Bermuda Shorts - James Patterson [30]
As an altar boy during Mass, I would kneel at the priest’s feet, put my nose to the floor, and spit out the Latin phrases, competing with the other boys for speed and clarity. The priest would listen during his own perfunctory recitations and grade us afterwards. During the homily I would look around the room as the sermon dragged on and wonder, “Are these people really buying this?” Not the words of Christ, of course, but the interpretation of those who came after. Paul, the tax collector turned convert, was the one everyone in authority seemed to relate to most. I reasonably concluded it was really Paul we were all to emulate, not Jesus. If we were all to really emulate Christ, we would have to get up and leave this place with its gold candleholders and rubied chalices, throw off these raiments of status, and be other than what we were. Paul was a very acceptable substitute. We could all choose to be Paul, though not just yet. I would sit with my parents in the congregation and listen to the mighty organ play in the choir loft above, entertaining us while the collection baskets were solemnly passed. The laymen were severe, efficient, and precise in the execution of their duty. The parents all had their collection envelopes, personalized and numerically coded, so there would be no mistaking on the holy ledger who had given what. At the beginning of each school year, the kids received their own color-coded envelopes, marked by gender, marked for Sundays and Feast Days. Always the sly, greedy, and malevolent eye was upon us.
When I was in kindergarten, I had a crush on a little girl in my class. Go ahead and laugh, if you will, but when the parish stepped in to forbid my family from throwing a mixed gender birthday party for me, I was astonished. I went to church and watched the priest, I went to school and watched the teacher, but it hadn’t occurred to me that school and church were watching back, that they were taking an active role in my life, or that they could mess with me. I never trusted them again, and I’ve been suspicious of socially meddlesome politics ever since.
In the long run, however, it didn’t matter who was watching. When there is no authority figure handy to observe your actions, or when you find yourself beyond the normal reach of the mechanized accounting system that deems whether you are indeed behaving properly, there is always the greatest eye of all: God Himself. And once you have accepted the fiction of an omnipotent being invading your cranium, commandeering your imagination, and governing your behavior by robbing you of your privacy, isn’t it then a short leap in logic to accepting a flesh-and-blood Big Brother in the real world?
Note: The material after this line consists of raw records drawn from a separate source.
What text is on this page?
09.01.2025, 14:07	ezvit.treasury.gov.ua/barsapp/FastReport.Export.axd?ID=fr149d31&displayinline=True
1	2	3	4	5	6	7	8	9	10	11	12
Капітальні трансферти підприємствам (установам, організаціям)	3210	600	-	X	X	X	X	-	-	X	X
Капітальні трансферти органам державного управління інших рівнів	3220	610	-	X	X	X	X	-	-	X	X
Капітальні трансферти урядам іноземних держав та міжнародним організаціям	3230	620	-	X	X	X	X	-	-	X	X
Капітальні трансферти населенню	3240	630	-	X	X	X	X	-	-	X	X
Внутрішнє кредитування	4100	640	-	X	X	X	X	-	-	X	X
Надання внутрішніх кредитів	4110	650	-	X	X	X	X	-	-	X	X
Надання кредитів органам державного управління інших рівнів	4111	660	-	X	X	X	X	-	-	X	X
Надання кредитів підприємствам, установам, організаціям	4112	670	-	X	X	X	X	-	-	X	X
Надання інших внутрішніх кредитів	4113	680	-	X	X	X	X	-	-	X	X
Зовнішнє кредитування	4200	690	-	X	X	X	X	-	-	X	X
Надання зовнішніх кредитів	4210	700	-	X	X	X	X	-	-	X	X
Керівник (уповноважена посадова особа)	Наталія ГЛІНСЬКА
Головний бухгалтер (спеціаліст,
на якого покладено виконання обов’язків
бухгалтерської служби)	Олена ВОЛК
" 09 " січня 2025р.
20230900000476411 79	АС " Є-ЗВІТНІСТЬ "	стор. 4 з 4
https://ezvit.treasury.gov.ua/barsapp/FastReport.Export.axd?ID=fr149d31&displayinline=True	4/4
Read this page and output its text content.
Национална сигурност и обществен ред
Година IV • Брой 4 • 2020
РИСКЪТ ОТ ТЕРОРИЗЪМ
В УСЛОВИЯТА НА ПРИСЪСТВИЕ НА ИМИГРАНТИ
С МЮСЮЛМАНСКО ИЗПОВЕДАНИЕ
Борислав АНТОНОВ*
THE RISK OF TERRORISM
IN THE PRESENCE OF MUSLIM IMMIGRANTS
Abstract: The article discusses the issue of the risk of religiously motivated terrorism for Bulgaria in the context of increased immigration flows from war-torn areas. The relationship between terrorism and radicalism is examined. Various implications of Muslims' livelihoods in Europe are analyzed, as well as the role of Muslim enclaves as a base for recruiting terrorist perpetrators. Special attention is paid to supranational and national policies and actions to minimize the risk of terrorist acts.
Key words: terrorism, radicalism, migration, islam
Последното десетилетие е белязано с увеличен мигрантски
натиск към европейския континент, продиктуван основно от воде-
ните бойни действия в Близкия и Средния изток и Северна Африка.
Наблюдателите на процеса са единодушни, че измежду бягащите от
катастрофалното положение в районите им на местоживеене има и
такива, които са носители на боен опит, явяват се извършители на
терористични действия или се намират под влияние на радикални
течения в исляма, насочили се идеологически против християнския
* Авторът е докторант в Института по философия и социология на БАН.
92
Ultimately, what’s most important to know is that you cannot act unobserved.
As I grew up, getting to know the self-perpetuating nature of human institutions, the petty irrational paranoias they harbor and manifest, and the resulting violence they are capable of inflicting on innocent people, I was not surprised that they, whoever “they” were, had taken this most beautiful of God’s human creations, this fellow called Jesus, and done this to him. For me, the crucifix also represents the God-condoned, church-condoned, state-sanctioned sacrilege against human beauty, nature, and sensuality. For the desecration of tenderness, and the putting to filth that which is inherently clean, tells me all I need to know about God, the State, and the company they both keep.
Ultimately, what happened to Jesus is actually celebrated. And if it be condoned and celebrated for the Son of God, then it will be condoned and celebrated for all sons and daughters of all deities everywhere. You and I. Is there a word in English, or any language, for the urge to destroy things that are beautiful?